Straight he doth at them demand,
“Say, what seek ye in my land?”
Quoth again: “With traitorous eye
Ye be come my lands spy,
Treason would ye work on me!”
Quoth King Richard, readily,
“We be palmers three, sooth to say,
From God’s Land we pass this way.”
Called the King on Richard’s name,
Spake unto him words of shame:
“Now for king I know thee well,
These thy knights, tho’ sooth to tell
Thou dost seem but ill bedight;
So I say it is but right
That thou in foul dungeon lie
Right and reason here have I!”
The remaining 144 lines of this verse will be available in the autumn 2015 release of Of Lions and Men.

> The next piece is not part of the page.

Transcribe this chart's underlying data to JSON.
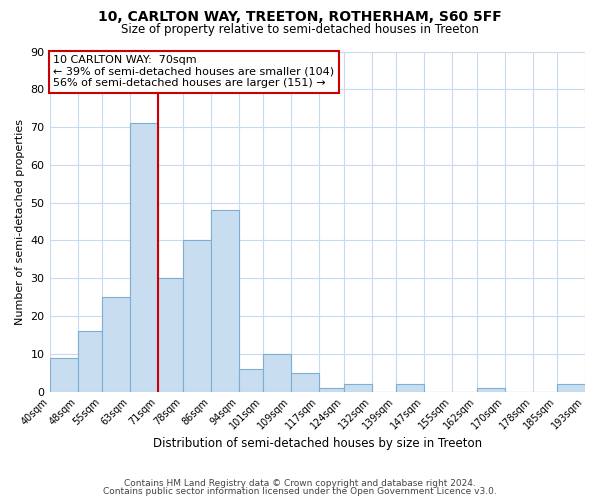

The tale of Richard “The Lion-hearted” being captured and held by the Austrian King was set at the same time as the mythic story of Robin Hood. Richard—despite neglecting his patrimony—has, since the High Middle Ages, been lauded as a model of masculine honor for various reasons. First and foremost, was that he fought the great Muslim general Saladin to a draw. The second, was that he was an adventurer king, along the classic Alexandrian type, who suffered indignities at the hands of a lesser domestic king on his way home from the Crusades while his weak brother hung on meekly at home as the reviled—by the common people—model of the domesticated king manipulated by lesser lords.